I compiled cmdStan with the fix-gamma-lccdf branch of Stan math but am still running into issues when sampling from a Gamma distribution with left-censored data. I consider the following models:
censored_stan_lccdf.stan
data {
int<lower=0> N_obs;
int<lower=0> N_cens;
vector<lower=0>[N_obs] obs;
vector<lower=0>[N_cens] cens;
}
parameters {
real log_alpha_raw;
real log_beta_raw;
}
transformed parameters {
real<lower=0> alpha = exp(log(30) + log_alpha_raw);
real<lower=0> beta = exp(log(1.0 / 3.0) + log_beta_raw);
}
model {
target += normal_lpdf(log_alpha_raw | 0, 1);
target += normal_lpdf(log_beta_raw | 0, 1);
target += gamma_lpdf(obs | alpha, beta);
target += gamma_lccdf(cens | alpha, beta);
}
censored_manual_lccdf.stan
functions {
real gamma_lccdf_manual(real y, real alpha, real beta) {
if (y <= 0) return 0;
return log1m_exp(gamma_lcdf(y | alpha, beta));
}
real gamma_lccdf_manual(vector y, real alpha, real beta) {
real s = 0;
for (n in 1:num_elements(y)) {
s += gamma_lccdf_manual(y[n], alpha, beta);
}
return s;
}
}
data {
int<lower=0> N_obs;
int<lower=0> N_cens;
vector<lower=0>[N_obs] obs;
vector<lower=0>[N_cens] cens;
}
parameters {
real log_alpha_raw;
real log_beta_raw;
}
transformed parameters {
real<lower=0> alpha = exp(log(30) + log_alpha_raw);
real<lower=0> beta = exp(log(1.0 / 3.0) + log_beta_raw);
}
model {
target += normal_lpdf(log_alpha_raw | 0, 1);
target += normal_lpdf(log_beta_raw | 0, 1);
target += gamma_lpdf(obs | alpha, beta);
target += gamma_lccdf_manual(cens, alpha, beta);
}
and simulate data from a Gamma distribution with $$\alpha=30.0$$ and $$\beta=1/3$$ with a censoring threshold of $$T_{censor} = 100.0$$
rng = np.random.default_rng(42)
samples = rng.gamma(shape=30.0, scale=3.0, size=2_000)
is_obs = samples <= 100.0
obs = samples[is_obs].astype(float)
cens = np.full(np.sum(~is_obs), 100.0)
data = {
"N_obs": int(obs.size),
"N_cens": int(cens.size),
"obs": obs,
"cens": cens,
}
I then sample from each model using the default NUTS hyperparameters and the same initial seed. As you can see below, only censored_manual_lccdf.stan generates samples close to the true values of alpha and beta. The model that uses gamma_lccdf from Stan reaches max tree depth 90% of the time.

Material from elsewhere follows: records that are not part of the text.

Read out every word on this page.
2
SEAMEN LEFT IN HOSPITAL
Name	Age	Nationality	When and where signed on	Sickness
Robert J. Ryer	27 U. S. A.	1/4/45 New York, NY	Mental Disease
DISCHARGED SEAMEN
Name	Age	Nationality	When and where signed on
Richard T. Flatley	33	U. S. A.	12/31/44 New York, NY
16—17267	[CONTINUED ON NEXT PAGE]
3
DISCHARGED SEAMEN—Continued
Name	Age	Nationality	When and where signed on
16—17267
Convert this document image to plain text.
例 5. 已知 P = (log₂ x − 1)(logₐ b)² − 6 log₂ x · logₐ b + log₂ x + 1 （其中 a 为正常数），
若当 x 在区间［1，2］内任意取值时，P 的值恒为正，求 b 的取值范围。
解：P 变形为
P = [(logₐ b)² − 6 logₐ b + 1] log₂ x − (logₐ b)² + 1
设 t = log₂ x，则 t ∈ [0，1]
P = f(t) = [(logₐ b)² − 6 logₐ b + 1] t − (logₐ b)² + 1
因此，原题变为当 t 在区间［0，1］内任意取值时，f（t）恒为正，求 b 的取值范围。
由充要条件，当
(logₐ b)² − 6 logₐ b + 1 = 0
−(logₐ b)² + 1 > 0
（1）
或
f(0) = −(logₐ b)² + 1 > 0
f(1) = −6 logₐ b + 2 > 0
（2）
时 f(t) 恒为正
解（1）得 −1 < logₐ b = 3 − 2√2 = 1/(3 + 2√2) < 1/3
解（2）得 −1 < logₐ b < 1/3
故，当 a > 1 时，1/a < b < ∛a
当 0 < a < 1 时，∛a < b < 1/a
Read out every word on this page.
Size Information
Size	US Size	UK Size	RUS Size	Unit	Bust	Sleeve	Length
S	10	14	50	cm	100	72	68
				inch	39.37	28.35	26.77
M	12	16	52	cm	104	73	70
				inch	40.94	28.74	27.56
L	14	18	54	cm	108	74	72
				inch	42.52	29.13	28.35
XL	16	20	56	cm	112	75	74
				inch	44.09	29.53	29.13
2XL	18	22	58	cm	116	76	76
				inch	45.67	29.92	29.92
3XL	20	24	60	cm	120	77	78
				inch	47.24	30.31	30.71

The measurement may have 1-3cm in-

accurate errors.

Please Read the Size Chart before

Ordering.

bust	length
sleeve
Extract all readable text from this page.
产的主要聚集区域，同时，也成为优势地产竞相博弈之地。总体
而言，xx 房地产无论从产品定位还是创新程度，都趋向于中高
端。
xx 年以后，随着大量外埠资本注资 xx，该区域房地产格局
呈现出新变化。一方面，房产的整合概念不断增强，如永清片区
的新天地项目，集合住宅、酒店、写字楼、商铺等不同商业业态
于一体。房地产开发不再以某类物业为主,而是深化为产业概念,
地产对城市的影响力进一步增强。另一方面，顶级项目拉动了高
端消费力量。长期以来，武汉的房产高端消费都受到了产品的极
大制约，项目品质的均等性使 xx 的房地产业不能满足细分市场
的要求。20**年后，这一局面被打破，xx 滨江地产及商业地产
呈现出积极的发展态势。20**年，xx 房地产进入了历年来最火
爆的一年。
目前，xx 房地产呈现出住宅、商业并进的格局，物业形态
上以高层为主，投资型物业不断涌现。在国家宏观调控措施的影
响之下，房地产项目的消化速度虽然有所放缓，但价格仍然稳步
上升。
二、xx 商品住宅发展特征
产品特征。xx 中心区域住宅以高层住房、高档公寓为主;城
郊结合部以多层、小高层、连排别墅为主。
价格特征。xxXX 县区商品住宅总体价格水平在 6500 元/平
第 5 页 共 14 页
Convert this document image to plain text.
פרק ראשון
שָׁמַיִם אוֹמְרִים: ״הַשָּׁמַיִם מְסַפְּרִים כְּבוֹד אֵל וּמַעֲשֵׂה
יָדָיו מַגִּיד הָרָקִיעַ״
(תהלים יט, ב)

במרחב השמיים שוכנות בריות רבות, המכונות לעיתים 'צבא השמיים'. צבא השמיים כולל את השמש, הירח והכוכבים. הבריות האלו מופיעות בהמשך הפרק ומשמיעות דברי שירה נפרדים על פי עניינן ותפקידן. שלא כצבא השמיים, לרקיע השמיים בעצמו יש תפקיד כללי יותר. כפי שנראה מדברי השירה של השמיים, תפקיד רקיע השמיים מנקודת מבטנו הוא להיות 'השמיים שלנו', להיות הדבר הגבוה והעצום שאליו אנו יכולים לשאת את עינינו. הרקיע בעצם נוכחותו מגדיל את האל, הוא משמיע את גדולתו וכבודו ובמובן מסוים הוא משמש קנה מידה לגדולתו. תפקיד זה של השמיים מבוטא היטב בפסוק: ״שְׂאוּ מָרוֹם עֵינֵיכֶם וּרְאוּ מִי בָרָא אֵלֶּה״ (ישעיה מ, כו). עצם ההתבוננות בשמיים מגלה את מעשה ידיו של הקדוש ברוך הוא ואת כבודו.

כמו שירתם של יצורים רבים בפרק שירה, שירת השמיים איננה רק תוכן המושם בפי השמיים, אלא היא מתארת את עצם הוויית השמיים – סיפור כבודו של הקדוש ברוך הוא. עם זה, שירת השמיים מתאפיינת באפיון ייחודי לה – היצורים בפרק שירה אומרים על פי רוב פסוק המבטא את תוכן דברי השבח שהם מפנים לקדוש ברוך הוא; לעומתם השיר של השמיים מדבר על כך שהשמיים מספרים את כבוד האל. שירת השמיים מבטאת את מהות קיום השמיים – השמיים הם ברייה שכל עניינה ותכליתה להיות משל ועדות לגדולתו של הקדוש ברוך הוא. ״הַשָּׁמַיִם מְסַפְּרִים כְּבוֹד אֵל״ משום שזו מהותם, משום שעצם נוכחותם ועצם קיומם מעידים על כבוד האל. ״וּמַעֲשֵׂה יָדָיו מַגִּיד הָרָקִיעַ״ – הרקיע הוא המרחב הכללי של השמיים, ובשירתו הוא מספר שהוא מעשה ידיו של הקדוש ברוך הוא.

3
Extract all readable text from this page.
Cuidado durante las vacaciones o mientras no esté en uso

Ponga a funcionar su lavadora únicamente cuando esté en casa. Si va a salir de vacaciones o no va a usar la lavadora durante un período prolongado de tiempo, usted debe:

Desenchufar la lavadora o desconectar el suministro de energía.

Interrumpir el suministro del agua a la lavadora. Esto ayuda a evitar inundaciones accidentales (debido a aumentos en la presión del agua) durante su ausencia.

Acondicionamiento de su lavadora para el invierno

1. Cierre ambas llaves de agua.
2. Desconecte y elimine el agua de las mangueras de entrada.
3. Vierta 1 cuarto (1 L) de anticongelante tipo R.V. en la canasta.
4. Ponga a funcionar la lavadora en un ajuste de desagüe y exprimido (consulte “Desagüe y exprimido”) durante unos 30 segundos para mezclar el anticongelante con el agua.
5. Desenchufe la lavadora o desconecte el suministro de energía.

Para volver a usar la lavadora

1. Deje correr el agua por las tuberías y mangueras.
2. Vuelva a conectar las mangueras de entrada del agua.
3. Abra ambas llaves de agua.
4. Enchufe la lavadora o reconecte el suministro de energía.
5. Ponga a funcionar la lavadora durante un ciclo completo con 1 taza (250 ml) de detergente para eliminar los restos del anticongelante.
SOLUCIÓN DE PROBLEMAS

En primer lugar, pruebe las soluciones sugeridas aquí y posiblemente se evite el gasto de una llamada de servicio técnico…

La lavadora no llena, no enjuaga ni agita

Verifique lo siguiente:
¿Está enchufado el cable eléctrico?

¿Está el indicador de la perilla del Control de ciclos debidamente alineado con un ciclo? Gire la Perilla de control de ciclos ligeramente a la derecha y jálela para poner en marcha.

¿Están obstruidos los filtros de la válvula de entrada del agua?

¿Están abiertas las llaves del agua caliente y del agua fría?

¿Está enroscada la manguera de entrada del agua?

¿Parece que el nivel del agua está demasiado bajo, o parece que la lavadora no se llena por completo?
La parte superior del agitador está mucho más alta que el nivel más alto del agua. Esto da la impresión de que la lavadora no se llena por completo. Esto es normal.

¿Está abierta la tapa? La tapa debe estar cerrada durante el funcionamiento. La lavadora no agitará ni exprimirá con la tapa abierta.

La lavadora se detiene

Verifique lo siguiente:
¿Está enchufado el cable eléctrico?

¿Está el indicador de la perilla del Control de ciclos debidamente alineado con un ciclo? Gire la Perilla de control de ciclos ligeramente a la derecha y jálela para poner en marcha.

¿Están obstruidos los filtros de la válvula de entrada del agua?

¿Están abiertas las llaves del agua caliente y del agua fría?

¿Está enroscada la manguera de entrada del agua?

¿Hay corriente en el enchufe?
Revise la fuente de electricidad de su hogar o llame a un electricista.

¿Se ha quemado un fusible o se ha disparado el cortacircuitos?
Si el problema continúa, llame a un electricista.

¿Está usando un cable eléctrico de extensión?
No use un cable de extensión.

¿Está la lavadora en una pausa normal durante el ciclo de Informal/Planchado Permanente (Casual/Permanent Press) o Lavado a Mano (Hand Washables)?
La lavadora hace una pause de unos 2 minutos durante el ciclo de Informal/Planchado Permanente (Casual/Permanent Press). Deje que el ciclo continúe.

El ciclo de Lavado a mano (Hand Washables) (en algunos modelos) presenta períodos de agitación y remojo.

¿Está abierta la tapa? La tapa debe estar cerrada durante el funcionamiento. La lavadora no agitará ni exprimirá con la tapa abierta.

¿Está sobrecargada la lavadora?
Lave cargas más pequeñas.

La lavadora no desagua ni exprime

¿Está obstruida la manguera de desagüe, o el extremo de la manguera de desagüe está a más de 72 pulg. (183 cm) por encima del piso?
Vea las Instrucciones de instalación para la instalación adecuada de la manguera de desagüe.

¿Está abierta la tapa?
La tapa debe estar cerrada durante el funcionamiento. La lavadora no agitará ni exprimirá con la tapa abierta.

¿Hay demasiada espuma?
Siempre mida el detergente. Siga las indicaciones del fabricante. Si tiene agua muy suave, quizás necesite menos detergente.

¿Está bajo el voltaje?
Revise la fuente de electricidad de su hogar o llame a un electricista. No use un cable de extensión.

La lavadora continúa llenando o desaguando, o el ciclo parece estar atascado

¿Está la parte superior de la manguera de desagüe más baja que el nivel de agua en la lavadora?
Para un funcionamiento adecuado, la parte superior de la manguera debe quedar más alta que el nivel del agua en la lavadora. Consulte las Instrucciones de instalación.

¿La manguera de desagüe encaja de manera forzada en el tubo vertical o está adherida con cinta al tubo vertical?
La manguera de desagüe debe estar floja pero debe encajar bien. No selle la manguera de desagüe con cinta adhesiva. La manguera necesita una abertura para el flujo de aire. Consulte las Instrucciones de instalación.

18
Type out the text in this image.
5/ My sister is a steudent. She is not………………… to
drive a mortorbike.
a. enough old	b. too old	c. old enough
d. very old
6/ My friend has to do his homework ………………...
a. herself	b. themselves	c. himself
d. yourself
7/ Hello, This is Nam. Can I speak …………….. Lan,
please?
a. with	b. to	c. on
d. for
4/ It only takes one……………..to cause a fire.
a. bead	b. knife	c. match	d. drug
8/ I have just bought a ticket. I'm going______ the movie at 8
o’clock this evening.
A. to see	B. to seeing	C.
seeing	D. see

I have run this over multiple seeds (for Stan and data generation) and repeatedly see the same behaviour. Implementing a basic MH sampler in Python and using BridgeStan to call log_probyields decent results for both models.
To try and isolate the issue, I created two separate models that are parameterised as:
data {
real<lower=0> alpha;
real<lower=0> beta;
}
parameters {
real<lower=0> y;
}
model {
...
}
And use BridgeStan to evaluate log_prob and log_prob_grad for each model across y=0 to y=200, but the values agree with one another, so I’m a bit stumped where the discrepancy is coming from. Any suggestions on how to isolate this?